Recipe: Pork roast

Home Cooking Recipe: Pork roast



  1. Prepare materials

  2. Wash the pork, soak it in clean water for 2 hours, remove the drained water.

  3. Cut the garlic into garlic, mix the garlic, soy sauce, pork sauce, cooking wine and honey into the bowl and mix well.

  4. Cut the pork into a fist size, mix it in the sauce, and then marinate it in the refrigerator for more than 24 hours.

  5. Place tin foil on the baking tray, place the marinated meat on the baking net, and apply a layer of bacon sauce.

  6. Preheat the oven 200 degrees, put it in the lower layer of the oven, bake it at 200 degrees for 30 minutes, remove the meat and turn it over, then brush a layer of bacon sauce, put it back in the oven and continue to bake for 30 minutes until cooked.
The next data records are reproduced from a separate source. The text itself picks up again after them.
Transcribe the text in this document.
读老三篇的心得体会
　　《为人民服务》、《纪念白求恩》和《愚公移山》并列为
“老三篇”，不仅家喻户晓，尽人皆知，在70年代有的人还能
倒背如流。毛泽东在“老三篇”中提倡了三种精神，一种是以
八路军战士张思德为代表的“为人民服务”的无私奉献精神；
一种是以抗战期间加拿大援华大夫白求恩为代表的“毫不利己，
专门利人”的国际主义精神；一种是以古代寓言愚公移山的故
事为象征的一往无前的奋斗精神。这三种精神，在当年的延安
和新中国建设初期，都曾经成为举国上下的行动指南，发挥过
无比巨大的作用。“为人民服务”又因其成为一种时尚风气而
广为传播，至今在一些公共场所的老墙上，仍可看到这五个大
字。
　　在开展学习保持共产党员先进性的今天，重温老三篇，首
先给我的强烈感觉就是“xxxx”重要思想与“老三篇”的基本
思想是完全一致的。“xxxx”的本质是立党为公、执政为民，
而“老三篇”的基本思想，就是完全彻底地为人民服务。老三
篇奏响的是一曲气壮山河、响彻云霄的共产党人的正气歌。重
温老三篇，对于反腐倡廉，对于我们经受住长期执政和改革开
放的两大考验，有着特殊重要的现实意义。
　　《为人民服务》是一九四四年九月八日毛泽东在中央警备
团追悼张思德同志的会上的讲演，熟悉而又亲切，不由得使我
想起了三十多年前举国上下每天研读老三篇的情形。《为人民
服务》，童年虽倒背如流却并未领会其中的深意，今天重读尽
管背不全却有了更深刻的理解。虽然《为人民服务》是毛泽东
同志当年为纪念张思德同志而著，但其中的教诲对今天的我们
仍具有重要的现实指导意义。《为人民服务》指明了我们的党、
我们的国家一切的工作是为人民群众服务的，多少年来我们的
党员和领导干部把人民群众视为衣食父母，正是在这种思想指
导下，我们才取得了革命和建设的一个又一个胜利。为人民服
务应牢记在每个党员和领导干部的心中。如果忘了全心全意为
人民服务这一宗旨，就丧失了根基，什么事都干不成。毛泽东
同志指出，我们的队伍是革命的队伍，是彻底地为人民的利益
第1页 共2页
Plum meat is the upper shoulder of the pig, which is the best choice for pork roast. Because the plum meat has a number of thin fat pork criss-crossing, the pink meat and the white silk oil are in the same shape, which is similar to plum blossom, so it has the elegant name, so it tastes tender and fragrant, and is not greasy. Gray has found a picture from the Internet for your reference, so that you can clearly know the plum meat in the future. Because it distributes a lot of silk fat evenly, it is very suitable for making barbecued pork or barbecue. It tastes fresh and delicious and not easy to be old. If you can't recognize it, you can consult the dealer. If you can't buy it, you can use the fat buttocks of the front buttocks, or the tenderloin. The tenderloin is tender and not fat. When grilling, be careful not to bake the old. It is. The time of bacon should be at least 24 hours. You can also marinate for a little longer. You can't eat a good pork. Don't forget to put it in the refrigerator. When roasting, pay attention to turning the 2-3 times in the middle to make the meat more evenly roasted. It is more suitable to cut the meat into the size of the fist. According to the size of the meat and the firepower of the oven, the baking time should be adjusted accordingly. If you can't judge whether the meat is cooked, you can take it out and cut it. If you are not cooked, you can bake it for a while, but be careful not to bake it. Otherwise, the water will be dried and the taste of the meat will be a little worse.